Sono passati e hanno minacciato. Poi sono tornati, hanno sparato, lanciato granate, ferito e ucciso. È la nuova Gaza, quella che né Hamas, né Fatah controllano più. È la Gaza di un domani sempre più vicino, la Gaza dei salafiti, la Gaza del fondamentalismo caro ad Osama Bin Laden. La Gaza di un incubo che lentamente prende forma. Lo si è visto anche ieri a Rafah, la disperata città a ridosso dell'Egitto, all'estremo sud della Striscia. Lì, come tante altre volte, i funzionari delle Nazioni Unite organizzano una festicciola per i bambini di una scuola dell'Unwra, l'agenzia del Palazzo di Vetro per l'assistenza ai profughi palestinesi. Quattro bibite, una recita, un po’ di allegria. Quanto basta per rompere la noia e l'oppressione di giorni sempre uguali.
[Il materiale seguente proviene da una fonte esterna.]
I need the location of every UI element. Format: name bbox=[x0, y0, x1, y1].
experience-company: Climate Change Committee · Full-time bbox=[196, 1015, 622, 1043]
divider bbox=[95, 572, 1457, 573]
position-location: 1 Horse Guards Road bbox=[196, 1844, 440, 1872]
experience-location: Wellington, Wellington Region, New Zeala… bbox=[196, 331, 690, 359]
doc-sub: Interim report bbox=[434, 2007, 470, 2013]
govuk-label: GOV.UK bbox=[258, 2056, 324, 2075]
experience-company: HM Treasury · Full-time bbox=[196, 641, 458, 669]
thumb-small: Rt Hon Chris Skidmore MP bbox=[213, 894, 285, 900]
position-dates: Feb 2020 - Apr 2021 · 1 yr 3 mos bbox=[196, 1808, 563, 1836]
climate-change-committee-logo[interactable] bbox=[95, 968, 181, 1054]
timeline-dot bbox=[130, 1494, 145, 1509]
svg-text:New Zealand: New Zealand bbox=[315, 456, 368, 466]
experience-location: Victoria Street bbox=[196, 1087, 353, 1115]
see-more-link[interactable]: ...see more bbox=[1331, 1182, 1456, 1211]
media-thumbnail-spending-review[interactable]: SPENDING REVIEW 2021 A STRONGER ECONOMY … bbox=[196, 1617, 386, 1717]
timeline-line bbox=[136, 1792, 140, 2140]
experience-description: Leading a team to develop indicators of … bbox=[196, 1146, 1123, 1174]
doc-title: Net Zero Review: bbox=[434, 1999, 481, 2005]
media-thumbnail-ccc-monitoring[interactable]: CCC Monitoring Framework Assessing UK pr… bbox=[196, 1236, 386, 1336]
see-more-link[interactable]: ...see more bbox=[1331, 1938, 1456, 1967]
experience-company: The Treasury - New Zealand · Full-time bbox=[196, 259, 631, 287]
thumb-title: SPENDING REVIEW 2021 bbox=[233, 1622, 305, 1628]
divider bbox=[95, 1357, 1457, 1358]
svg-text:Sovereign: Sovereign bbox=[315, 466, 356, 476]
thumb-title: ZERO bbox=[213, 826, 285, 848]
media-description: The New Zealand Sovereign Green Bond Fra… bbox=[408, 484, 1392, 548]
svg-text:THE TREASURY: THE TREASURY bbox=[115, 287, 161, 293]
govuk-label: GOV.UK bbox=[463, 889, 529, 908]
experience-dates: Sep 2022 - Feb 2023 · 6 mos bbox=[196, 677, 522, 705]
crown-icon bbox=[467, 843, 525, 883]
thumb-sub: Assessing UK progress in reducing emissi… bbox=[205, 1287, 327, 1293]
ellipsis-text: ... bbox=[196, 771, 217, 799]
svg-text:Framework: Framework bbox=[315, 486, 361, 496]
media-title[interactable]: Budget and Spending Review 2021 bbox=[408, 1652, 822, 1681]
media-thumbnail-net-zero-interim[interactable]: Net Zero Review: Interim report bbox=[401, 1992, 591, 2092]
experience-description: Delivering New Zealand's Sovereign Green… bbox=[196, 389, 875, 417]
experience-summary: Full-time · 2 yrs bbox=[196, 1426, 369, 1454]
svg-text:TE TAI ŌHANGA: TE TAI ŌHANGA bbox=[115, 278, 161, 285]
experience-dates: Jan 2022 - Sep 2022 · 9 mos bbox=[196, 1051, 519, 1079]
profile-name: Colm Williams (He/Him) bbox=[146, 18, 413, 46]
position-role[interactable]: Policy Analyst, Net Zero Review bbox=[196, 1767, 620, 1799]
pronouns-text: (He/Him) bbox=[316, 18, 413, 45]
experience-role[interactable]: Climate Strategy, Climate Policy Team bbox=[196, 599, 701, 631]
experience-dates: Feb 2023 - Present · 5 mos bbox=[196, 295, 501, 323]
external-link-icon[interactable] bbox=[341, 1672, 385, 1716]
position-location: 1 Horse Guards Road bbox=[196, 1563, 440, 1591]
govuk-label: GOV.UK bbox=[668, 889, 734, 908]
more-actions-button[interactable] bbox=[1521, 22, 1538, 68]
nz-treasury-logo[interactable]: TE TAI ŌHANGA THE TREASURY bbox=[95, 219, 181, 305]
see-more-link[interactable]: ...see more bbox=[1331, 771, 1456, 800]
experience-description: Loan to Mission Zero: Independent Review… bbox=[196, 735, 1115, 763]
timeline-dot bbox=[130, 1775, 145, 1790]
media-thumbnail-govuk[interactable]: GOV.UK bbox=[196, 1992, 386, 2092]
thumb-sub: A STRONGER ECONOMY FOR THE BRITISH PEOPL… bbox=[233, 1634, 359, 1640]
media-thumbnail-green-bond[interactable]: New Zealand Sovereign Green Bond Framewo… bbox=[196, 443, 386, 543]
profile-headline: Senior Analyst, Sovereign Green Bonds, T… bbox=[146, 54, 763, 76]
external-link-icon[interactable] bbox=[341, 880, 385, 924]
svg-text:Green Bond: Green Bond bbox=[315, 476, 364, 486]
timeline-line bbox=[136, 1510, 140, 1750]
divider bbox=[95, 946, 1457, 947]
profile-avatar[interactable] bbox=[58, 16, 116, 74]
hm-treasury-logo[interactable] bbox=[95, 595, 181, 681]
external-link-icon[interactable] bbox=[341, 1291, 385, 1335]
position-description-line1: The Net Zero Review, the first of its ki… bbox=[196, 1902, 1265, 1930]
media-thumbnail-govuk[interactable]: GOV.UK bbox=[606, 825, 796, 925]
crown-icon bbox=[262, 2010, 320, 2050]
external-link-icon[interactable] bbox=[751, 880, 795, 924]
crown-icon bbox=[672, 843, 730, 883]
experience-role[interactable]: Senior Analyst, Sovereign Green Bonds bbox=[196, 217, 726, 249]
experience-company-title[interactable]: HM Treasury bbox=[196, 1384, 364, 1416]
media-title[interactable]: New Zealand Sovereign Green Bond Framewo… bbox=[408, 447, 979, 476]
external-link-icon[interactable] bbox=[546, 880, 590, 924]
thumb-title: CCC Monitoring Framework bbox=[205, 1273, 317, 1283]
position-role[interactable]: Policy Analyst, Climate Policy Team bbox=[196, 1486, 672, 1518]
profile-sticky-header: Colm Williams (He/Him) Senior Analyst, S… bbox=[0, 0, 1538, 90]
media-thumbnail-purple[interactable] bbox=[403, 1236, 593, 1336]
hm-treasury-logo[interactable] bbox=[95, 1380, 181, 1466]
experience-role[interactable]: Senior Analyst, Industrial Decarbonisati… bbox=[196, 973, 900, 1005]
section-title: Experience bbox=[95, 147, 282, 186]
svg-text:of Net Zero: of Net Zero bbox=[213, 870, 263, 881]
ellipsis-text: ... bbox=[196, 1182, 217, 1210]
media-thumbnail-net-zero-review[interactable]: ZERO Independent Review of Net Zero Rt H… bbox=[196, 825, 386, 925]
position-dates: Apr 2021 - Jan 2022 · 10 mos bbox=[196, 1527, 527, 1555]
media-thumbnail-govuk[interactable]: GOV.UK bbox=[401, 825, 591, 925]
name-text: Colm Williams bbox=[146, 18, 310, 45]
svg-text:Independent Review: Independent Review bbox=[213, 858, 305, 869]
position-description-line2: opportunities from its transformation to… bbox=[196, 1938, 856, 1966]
Giorni scanditi da miseria, morte e sofferenza anche per chi porta negli occhi l'innocenza dell'infanzia.
Ma a Gaza ridere e divertirsi non è più concesso. Neppure ai bambini. Lo ricordano al direttore della scuola, prima che la festa inizi, due sgherri mascherati e armati. «Quella festa non s'ha da fare», ricordano e impongono i due «bravi» del salafismo armato. Appartengono a un gruppo piccolo, semisconosciuto. Affermano che secondo i precetti dell'Islam non è permesso organizzare eventi di quel genere. Il direttore della scuola decide di non farci troppo caso. Preferisce far finta di non ricordare i negozi di dischi, i ristoranti, gli internet cafè bruciati o chiusi con la forza nelle precedenti settimane. Forse pensa di essere al sicuro. Alla festa parteciperanno funzionari dell'Onu e parlamentari di Fatah. Ci saranno Majid Abu Shamallah, un deputato fedele al presidente Mahmoud Abbas, ci sarà John Ging, il direttore dell'Unwra di Gaza che qualcuno già tentò di rapire il 16 marzo scorso. Arriveranno tutti con la scorta e garantiranno, pensa il direttore, la sicurezza propria e della scuola.
Ma poliziotti e scorte armate stavolta non bastano. Quando la festa sta per terminare, quando donne e bimbetti sciamano mani nelle mani i kalashnikov incominciano a sparare. La scuola è circondata, le granate esplodono a poca distanza dall'entrata, donne e bambini terrorizzati si nascondono tra i banchi mentre gli uomini delle scorte tentano di respingere l'assalto. La battaglia dura qualche minuto, ma il bilancio è pesante. Suleiman al Shaer, capo della scorta del deputato Shamallah, muore crivellato di proiettili. Altre sei persone vengono portate via ferite. La scorta di John Ging chiude il capo dell'Unwra dentro la scuola, fa scudo attorno a lui, lo tiene sotto protezione fino al termine degli scontri. Alla fine tre degli attaccanti vengono catturati e portati via. Ma il loro obbiettivo bene o male l'hanno raggiunto. Hanno seminato il panico, hanno fatto dimenticare la possibilità di altre feste spensierate, hanno spinto Gaza e i suoi abitanti verso la paura e la rassegnazione. Hanno scavato un altro metro di quelle fondamenta su cui edificare il nuovo oscurantismo.
Intanto il resto di Gaza deve fare i conti con i lanci di missili e le inevitabili possibili rappresaglie israeliane. Da venerdì una decina di Qassam sono piovuti sui territori israeliani e ieri hanno ferito due abitanti di Sderot, la cittadina bersaglio preferita dai militanti armati. In Cisgiordania invece le Brigate Martiri di Al Aqsa hanno rivendicato l'attentato in cui è rimasta gravemente ferita una guardia israeliana di servizio all'entrata di un insediamento intorno a Ramallah. A Jenin tre ragazzini palestinesi sono stati feriti nel corso di scontri e sassaiole con l'esercito israeliano.